今日も変わらず鍛練を終え明鏡止水に至るためチャクラを練りながら瞑想していたら悟りそうだった

 

違うそうじゃない。

 

 

僧侶的には悟りを開くのは魔術師に置き換えると根源に至る事と同じだが俺が目指しているのは明鏡止水と闘気の完全習得であって悟りを開くことではない。
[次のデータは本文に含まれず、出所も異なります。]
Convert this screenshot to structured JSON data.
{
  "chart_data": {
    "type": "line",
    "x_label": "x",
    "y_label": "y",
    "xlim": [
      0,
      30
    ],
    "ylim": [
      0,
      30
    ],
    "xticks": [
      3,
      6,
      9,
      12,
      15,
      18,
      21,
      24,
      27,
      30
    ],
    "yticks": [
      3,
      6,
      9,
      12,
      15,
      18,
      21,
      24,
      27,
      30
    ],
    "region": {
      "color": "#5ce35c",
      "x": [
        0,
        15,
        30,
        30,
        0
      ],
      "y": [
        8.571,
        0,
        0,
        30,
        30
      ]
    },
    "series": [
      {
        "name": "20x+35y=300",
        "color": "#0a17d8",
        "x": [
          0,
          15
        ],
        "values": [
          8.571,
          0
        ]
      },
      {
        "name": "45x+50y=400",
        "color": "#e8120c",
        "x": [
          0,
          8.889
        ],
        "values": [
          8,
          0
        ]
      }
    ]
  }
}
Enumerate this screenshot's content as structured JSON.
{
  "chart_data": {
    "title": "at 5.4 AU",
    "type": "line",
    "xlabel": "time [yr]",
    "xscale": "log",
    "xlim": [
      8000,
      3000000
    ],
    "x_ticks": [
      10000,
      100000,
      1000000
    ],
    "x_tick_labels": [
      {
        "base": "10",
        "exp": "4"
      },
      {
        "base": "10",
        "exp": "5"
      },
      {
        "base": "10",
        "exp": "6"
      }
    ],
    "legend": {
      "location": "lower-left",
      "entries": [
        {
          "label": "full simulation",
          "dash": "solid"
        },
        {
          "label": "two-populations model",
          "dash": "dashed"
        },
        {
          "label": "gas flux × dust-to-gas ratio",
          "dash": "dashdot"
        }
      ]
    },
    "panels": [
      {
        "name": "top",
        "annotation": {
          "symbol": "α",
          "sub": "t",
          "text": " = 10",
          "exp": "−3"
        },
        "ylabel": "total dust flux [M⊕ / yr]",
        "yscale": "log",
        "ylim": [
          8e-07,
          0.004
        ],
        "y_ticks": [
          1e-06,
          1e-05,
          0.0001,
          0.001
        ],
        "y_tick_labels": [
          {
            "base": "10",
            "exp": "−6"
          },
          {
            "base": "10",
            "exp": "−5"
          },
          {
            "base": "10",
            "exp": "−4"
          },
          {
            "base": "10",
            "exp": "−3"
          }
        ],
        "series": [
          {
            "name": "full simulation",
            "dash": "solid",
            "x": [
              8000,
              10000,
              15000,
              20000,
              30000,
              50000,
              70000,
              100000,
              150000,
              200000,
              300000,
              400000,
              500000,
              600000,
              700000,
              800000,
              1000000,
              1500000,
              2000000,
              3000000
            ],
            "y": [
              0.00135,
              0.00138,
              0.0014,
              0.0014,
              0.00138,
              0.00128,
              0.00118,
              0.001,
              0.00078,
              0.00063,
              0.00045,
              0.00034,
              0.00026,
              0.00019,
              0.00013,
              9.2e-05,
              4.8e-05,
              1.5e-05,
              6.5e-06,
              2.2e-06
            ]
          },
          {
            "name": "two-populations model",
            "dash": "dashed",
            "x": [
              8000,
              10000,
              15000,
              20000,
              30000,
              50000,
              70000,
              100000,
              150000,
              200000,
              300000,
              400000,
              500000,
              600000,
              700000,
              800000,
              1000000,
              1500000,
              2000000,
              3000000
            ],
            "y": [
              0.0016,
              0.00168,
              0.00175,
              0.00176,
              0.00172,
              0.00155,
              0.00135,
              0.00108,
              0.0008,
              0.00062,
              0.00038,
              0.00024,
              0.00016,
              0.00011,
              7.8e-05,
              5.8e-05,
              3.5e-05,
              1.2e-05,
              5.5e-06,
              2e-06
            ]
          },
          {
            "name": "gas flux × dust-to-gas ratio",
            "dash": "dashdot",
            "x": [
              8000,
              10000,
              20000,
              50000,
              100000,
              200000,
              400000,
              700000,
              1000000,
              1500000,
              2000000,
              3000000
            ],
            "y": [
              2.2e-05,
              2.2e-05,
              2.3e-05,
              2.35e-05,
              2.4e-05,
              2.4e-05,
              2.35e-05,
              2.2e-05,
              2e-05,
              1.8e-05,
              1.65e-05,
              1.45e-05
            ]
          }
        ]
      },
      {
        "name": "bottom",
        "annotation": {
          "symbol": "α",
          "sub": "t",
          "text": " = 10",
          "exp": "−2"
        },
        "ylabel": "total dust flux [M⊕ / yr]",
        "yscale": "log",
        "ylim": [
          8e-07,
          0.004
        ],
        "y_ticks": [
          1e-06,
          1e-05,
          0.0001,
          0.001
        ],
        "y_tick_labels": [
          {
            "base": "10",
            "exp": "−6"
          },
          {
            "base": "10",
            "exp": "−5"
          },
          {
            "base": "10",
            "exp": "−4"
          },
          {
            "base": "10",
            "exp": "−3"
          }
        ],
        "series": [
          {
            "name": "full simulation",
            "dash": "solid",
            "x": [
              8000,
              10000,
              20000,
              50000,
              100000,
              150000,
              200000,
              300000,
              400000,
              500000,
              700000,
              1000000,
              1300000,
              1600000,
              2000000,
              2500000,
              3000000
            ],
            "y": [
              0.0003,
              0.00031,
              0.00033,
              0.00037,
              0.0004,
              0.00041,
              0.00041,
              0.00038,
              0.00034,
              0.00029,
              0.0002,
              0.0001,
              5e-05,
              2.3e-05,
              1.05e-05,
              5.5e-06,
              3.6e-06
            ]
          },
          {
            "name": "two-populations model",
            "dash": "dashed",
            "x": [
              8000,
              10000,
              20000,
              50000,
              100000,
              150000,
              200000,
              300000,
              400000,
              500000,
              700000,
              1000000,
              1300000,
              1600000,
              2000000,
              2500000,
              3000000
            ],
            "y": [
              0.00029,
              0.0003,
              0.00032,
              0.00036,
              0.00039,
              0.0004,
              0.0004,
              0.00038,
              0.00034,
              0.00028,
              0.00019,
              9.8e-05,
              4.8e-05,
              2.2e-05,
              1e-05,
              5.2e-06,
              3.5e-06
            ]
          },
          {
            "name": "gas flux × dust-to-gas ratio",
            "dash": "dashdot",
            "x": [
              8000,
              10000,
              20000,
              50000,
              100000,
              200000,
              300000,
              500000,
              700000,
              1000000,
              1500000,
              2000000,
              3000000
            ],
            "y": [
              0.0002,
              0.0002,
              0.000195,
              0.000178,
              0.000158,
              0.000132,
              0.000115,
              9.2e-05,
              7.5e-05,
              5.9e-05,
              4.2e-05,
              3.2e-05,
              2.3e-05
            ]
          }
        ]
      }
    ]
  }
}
多分悟りを開いたら確実に俺が俺でなくなる可能性大だ。坊主さんでも思考回路は破戒僧寄り俗世に未練タラタラだ。

 

光輝いて見えない『』に対して丁寧にお断りすると菩薩笑みで微笑んで容認してくれた。

マジでええ人や....そりゃ神様として崇められるわな。

 

 

 

 

 

 

 

◎月◯日『なんでさ』

天気 晴れ

 

明鏡止水は無の境地の一つなのは分かる。けど.....

 

 

 

何度も悟りに至りかけるのは可笑しいと思うんだ!あれだよね!?こういうのって何十日も飲まず食わずに座禅しても至るかどうかも分からない領域なのにこうも簡単に至れるのはアカンだろ!!

 

 

流石の『』も苦笑いだよ!悟りを開きかける度出会うからすげぇ気まずいよ!!『会うことはないだろう』と言って数分後に再開する位気まずいよ!

 

あれか!悟りを開けってか!?ふざけんじゃねぇよ!よし!分かった僧侶的に言うのもあれだが一生悟りは開かねぇ!

 

これ絶対俺を縛り付けて逃がさなかった奴の仕業だろ!あのときの感覚が似てるからぜってぇソイツの仕業だ!許さねぇぞユグドラシル!!(とばっちり)

 

 

 

 

 

 

 

 

 

 

 

 





オマケ
無銘・破戒
安珍が愛用していた武器。無銘は鉄剣、破戒は刃が長方形の薙刀擬き。
破戒は茨木童子の大太刀の打ち合いの果てに刀身が砕け散り、無銘は闘気の負荷に耐えきれず根本が折れてしまったが刃は無事。
無銘の刃から白い陶磁器のような両刃の剣が隠されていた為改修中だが依頼費や材料費等でお金はかなり吹き飛んだ模様。


雲・絶斬刀(クラウド・ブレイカー)
壊れたのを一つにするために改修中の無銘、破戒の代役として買った剣。
略して『雲斬(くもきり)』。
刺突が得意でサバイバルナイフのような刀身で刀とほぼ同じ長さだが厚みがある。とある武器屋で安売りされていた。
刀身のイメージとしてはガンダムSEEDに出てくる主人公機ストライクガンダムの本編には出ない幻の近接武装『グランドスラム』名前はフロム・ソフトウェアが発売したXboxのゲーム『叢雲』に出てくる機体の一つ。